Confidence-weighted integration of human and machine judgments for superior decision-making
Felipe Yáñez, Xiaoliang Luo, Omar Valerio Minero, Bradley C. Love
TL;DR
The paper tackles whether humans can meaningfully contribute to decisions when machines, including LLMs, outperform them. It proposes a confidence-weighted logistic regression framework to integrate judgments from any number of teammates, extending prior Bayesian approaches with a simple, fast, and interpretable method.

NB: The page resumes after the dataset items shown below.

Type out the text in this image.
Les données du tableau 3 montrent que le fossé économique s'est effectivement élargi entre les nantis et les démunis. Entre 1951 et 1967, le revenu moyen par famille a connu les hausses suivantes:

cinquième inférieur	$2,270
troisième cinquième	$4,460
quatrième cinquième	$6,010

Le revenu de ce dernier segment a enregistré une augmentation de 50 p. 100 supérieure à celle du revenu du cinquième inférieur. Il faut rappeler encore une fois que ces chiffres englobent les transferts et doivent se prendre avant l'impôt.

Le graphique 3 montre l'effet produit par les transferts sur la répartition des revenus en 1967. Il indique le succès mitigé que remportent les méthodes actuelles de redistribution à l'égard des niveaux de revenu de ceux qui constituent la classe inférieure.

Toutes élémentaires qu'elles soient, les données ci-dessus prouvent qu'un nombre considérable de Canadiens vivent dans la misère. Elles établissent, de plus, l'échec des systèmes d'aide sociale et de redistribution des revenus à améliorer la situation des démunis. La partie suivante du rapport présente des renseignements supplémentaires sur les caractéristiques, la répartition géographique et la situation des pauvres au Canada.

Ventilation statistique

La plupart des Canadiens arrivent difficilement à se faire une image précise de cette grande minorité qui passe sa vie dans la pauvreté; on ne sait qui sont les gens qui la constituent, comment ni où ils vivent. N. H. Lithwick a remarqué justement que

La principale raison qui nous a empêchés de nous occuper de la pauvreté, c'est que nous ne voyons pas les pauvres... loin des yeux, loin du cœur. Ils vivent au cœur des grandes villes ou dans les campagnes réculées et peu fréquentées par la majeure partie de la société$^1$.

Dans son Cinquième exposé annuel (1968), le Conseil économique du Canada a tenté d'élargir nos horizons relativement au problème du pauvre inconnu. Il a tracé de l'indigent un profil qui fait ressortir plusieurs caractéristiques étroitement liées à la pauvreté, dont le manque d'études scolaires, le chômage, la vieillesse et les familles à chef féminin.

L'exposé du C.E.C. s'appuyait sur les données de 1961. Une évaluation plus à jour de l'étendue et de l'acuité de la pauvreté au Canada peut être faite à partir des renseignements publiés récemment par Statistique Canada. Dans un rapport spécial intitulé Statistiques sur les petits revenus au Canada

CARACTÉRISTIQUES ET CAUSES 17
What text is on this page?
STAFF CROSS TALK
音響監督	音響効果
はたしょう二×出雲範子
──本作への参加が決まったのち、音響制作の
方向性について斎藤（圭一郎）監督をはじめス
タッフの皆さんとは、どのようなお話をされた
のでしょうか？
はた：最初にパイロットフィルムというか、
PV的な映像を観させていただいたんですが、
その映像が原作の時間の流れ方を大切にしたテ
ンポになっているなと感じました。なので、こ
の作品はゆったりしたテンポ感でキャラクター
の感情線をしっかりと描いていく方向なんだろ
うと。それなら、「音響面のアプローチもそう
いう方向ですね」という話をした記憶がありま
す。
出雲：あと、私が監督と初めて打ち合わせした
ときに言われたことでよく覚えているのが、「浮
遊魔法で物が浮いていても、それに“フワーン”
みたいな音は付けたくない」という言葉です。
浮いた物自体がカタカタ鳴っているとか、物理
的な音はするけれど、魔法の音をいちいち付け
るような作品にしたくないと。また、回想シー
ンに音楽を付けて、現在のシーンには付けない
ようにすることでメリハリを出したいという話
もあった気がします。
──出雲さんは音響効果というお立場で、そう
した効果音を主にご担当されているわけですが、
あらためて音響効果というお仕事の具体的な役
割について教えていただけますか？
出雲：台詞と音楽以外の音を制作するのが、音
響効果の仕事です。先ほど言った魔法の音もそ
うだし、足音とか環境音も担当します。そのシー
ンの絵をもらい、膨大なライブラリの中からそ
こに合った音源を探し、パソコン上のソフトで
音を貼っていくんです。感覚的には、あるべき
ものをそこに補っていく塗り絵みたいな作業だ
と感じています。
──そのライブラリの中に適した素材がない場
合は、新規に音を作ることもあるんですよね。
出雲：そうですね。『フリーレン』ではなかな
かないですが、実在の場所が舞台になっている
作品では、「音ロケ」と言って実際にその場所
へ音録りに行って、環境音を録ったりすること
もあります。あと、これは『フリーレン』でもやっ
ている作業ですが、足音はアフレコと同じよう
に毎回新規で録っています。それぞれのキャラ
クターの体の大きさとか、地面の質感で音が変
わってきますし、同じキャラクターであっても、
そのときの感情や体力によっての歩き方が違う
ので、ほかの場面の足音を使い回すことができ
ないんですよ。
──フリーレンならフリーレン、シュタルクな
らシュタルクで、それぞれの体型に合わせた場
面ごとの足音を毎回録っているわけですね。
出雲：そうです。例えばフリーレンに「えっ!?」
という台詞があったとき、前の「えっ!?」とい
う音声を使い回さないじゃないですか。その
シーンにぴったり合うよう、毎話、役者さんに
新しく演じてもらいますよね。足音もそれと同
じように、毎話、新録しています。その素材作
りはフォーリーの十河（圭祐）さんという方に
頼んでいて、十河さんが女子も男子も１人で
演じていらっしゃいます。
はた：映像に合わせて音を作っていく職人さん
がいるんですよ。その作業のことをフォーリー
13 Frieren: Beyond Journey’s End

Across two forecasting benchmarks—noisy ImageNet16H object recognition and BrainBench neuroscience forecasting—the authors show that well-calibrated confidence and diversity among teammates yield complementarity, with human–machine teams outperforming either party alone. The approach generalizes to arbitrary agent sets and offers a practical pathway for productive human–machine collaboration in perceptual and knowledge-intensive tasks, supported by LOOCV validation and accessible data/code.
Abstract
Large language models (LLMs) can surpass humans in certain forecasting tasks. What role does this leave for humans in the overall decision process? One possibility is that humans, despite performing worse than LLMs, can still add value when teamed with them. A human and machine team can surpass each individual teammate when team members' confidence is well-calibrated and team members diverge in which tasks they find difficult (i.e., calibration and diversity are needed). We simplified and extended a Bayesian approach to combining judgments using a logistic regression framework that integrates confidence-weighted judgments for any number of team members. Using this straightforward method, we demonstrated its effectiveness in both image classification and neuroscience forecasting tasks. Combining human judgments with one or more machines consistently improved overall team performance. Our hope is that this simple and effective strategy for integrating the judgments of humans and machines will lead to productive collaborations.